The recently completed McDonald’s Flagship-Disney aims to be the first Net-Zero restaurant in the quick-service industry. Clad in solar panels, the 8,024sq ft restaurant, was envisioned and developed in response to the Florida climate.
According to the project architects, Ross Barney Architects, energy consumption is reduced by optimising building and kitchen systems. Energy is generated onsite by 18,727 square feet of photovoltaic panels, 4,809 square feet of glazing integrated photovoltaic panels (BiPV), and 25 off-the-grid parking lot lights produce more energy than the restaurant uses.

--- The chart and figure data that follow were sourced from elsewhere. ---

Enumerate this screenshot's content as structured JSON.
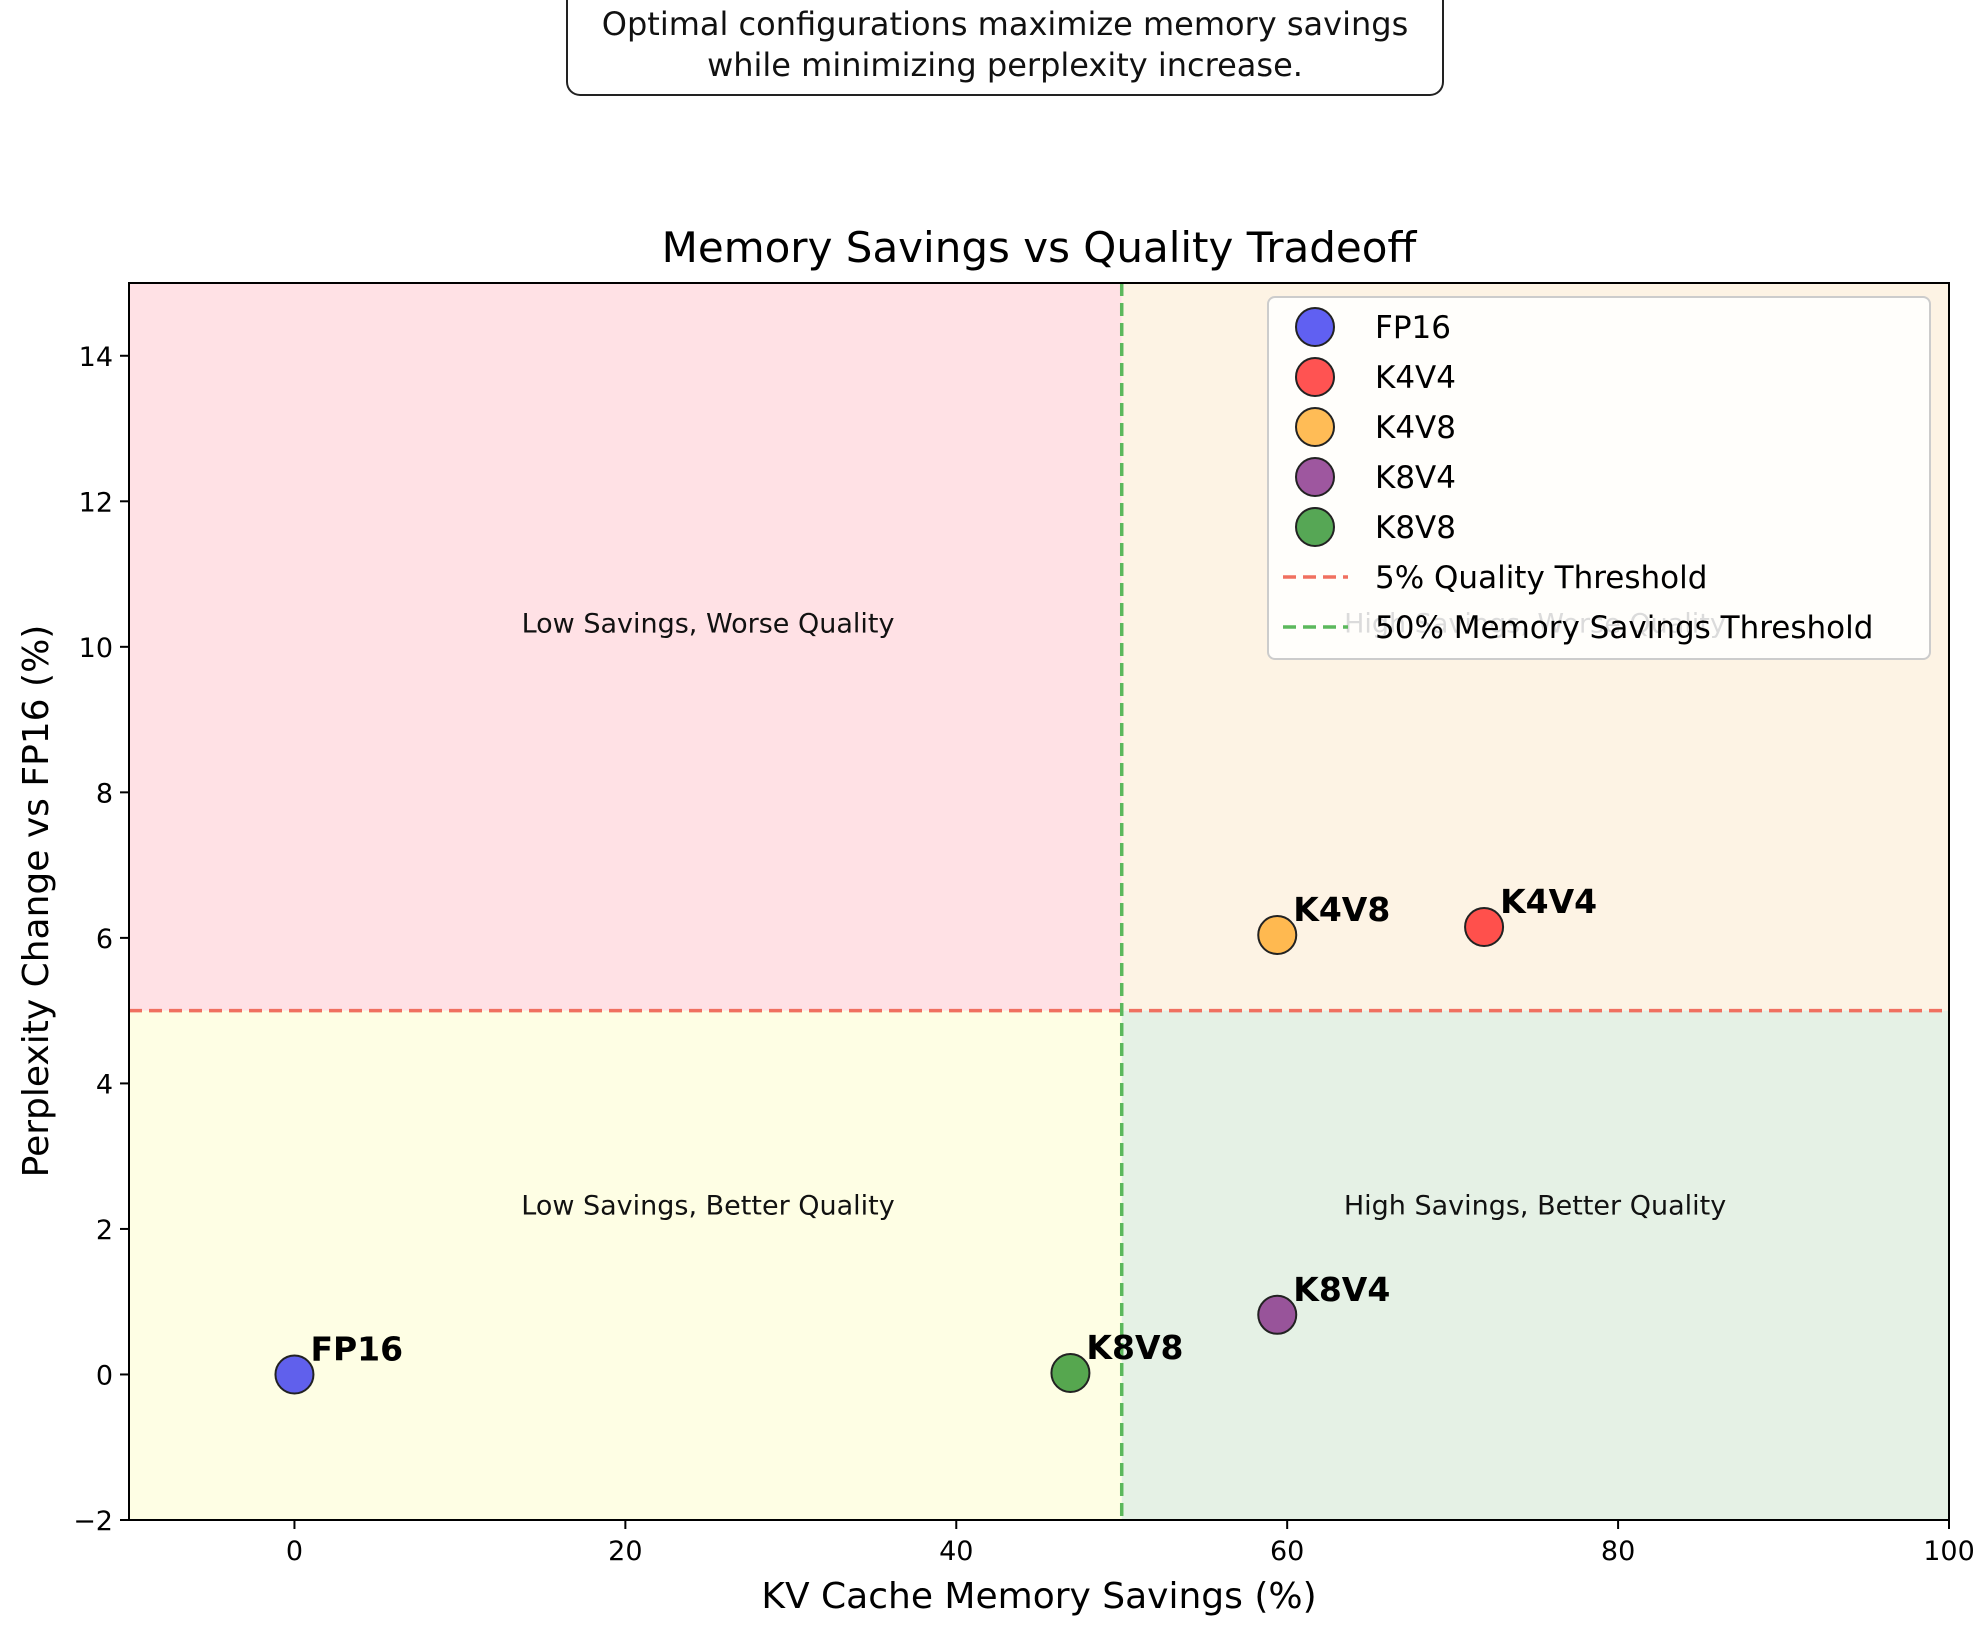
{
  "note": {
    "line1": "Optimal configurations maximize memory savings",
    "line2": "while minimizing perplexity increase."
  },
  "chart_data": {
    "type": "scatter",
    "title": "Memory Savings vs Quality Tradeoff",
    "xlabel": "KV Cache Memory Savings (%)",
    "ylabel": "Perplexity Change vs FP16 (%)",
    "xlim": [
      -10,
      100
    ],
    "ylim": [
      -2,
      15
    ],
    "xticks": [
      0,
      20,
      40,
      60,
      80,
      100
    ],
    "yticks": [
      -2,
      0,
      2,
      4,
      6,
      8,
      10,
      12,
      14
    ],
    "grid": false,
    "legend_position": "upper-right",
    "points": [
      {
        "name": "FP16",
        "x": 0,
        "y": 0,
        "color": "#2b2bef"
      },
      {
        "name": "K4V4",
        "x": 71.9,
        "y": 6.15,
        "color": "#ff1a1a"
      },
      {
        "name": "K4V8",
        "x": 59.4,
        "y": 6.04,
        "color": "#ffa51f"
      },
      {
        "name": "K8V4",
        "x": 59.4,
        "y": 0.82,
        "color": "#7d1f80"
      },
      {
        "name": "K8V8",
        "x": 46.9,
        "y": 0.02,
        "color": "#1e8a1e"
      }
    ],
    "thresholds": [
      {
        "name": "5% Quality Threshold",
        "axis": "y",
        "value": 5,
        "color": "#f07060"
      },
      {
        "name": "50% Memory Savings Threshold",
        "axis": "x",
        "value": 50,
        "color": "#5cb85c"
      }
    ],
    "regions": [
      {
        "label": "Low Savings, Worse Quality",
        "x": [
          -10,
          50
        ],
        "y": [
          5,
          15
        ],
        "color": "#ffe1e5"
      },
      {
        "label": "High Savings, Worse Quality",
        "x": [
          50,
          100
        ],
        "y": [
          5,
          15
        ],
        "color": "#fdf3e4"
      },
      {
        "label": "Low Savings, Better Quality",
        "x": [
          -10,
          50
        ],
        "y": [
          -2,
          5
        ],
        "color": "#fefee4"
      },
      {
        "label": "High Savings, Better Quality",
        "x": [
          50,
          100
        ],
        "y": [
          -2,
          5
        ],
        "color": "#e5f1e5"
      }
    ]
  }
}
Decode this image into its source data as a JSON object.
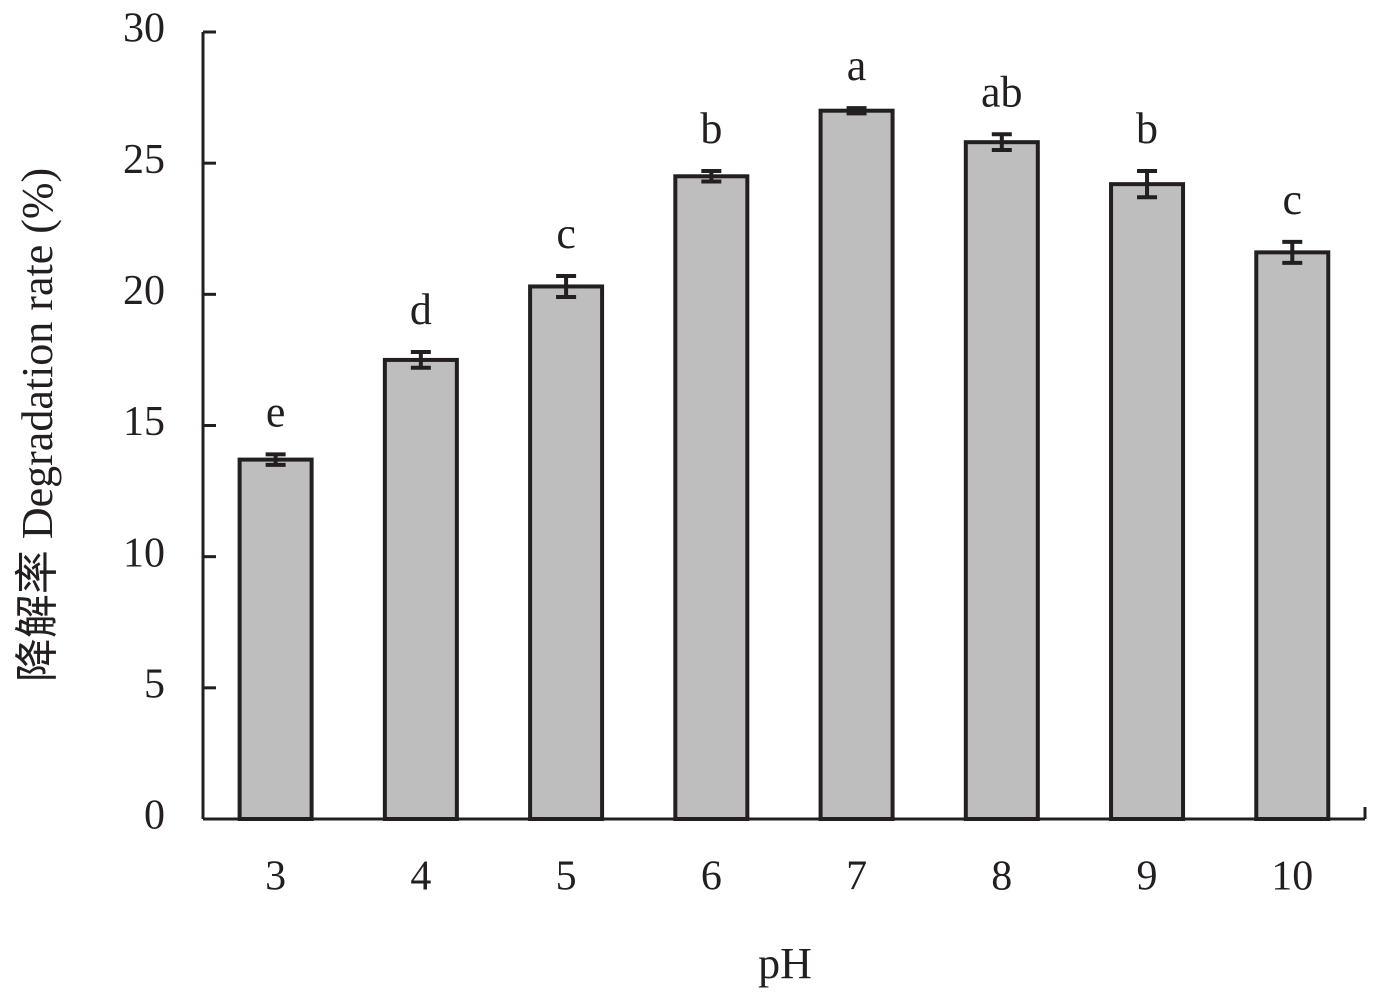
{
  "chart_data": {
    "type": "bar",
    "x_label": "pH",
    "y_label": "降解率 Degradation rate (%)",
    "categories": [
      "3",
      "4",
      "5",
      "6",
      "7",
      "8",
      "9",
      "10"
    ],
    "values": [
      13.7,
      17.5,
      20.3,
      24.5,
      27.0,
      25.8,
      24.2,
      21.6
    ],
    "errors": [
      0.2,
      0.3,
      0.4,
      0.2,
      0.1,
      0.3,
      0.5,
      0.4
    ],
    "annotations": [
      "e",
      "d",
      "c",
      "b",
      "a",
      "ab",
      "b",
      "c"
    ],
    "color": "#bebebe",
    "ylim": [
      0,
      30
    ],
    "yticks": [
      0,
      5,
      10,
      15,
      20,
      25,
      30
    ],
    "grid": false
  }
}
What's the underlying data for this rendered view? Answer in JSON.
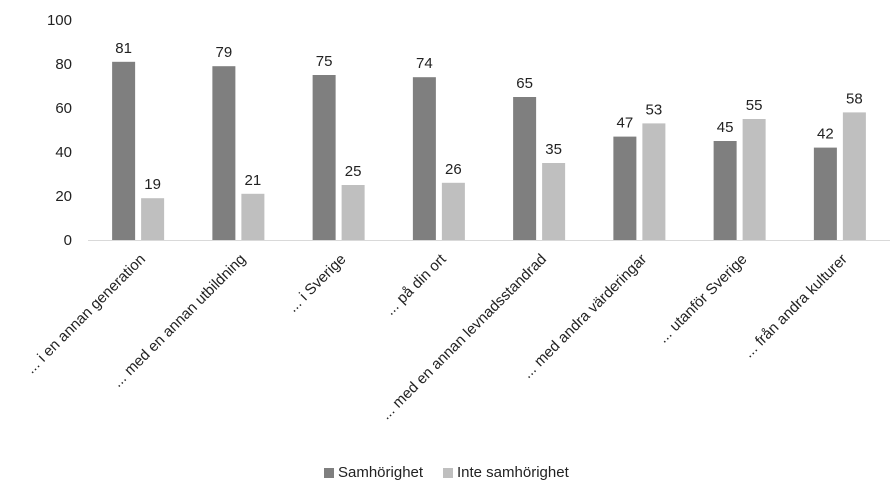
{
  "chart_data": {
    "type": "bar",
    "categories": [
      "... i en annan generation",
      "... med en annan utbildning",
      "... i Sverige",
      "... på din ort",
      "... med en annan levnadsstandrad",
      "... med andra värderingar",
      "... utanför Sverige",
      "... från andra kulturer"
    ],
    "series": [
      {
        "name": "Samhörighet",
        "values": [
          81,
          79,
          75,
          74,
          65,
          47,
          45,
          42
        ],
        "color": "#7f7f7f"
      },
      {
        "name": "Inte samhörighet",
        "values": [
          19,
          21,
          25,
          26,
          35,
          53,
          55,
          58
        ],
        "color": "#bfbfbf"
      }
    ],
    "ylim": [
      0,
      100
    ],
    "yticks": [
      0,
      20,
      40,
      60,
      80,
      100
    ],
    "grid": false,
    "data_labels": true,
    "legend_position": "bottom-center"
  }
}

As Orlando experiences significant humidity, the building is naturally ventilated approximately 65 per cent of the year. Jalousie windows, operated by outdoor humidity and temperature sensors, close automatically when air-conditioning is required. An outdoor “porch” featuring Kebony wood louvered walls create an extension of the indoor dining room.
Developed in Norway, Kebony’s technology is an environmentally friendly and patented process which modifies sustainably sourced softwoods by heating the wood with furfuryl alcohol - an agricultural by-product. By polymerising the wood’s cell wall, the softwoods permanently take on the attributes of tropical hardwood including high durability, hardness and dimensional stability.
Additional sustainable strategies include paving materials that reduce the urban heat island effect, surfaces that redirect rainwater, 1,766 square feet of living green wall that increases biodiversity, new LED lighting, and low flow plumbing fixtures.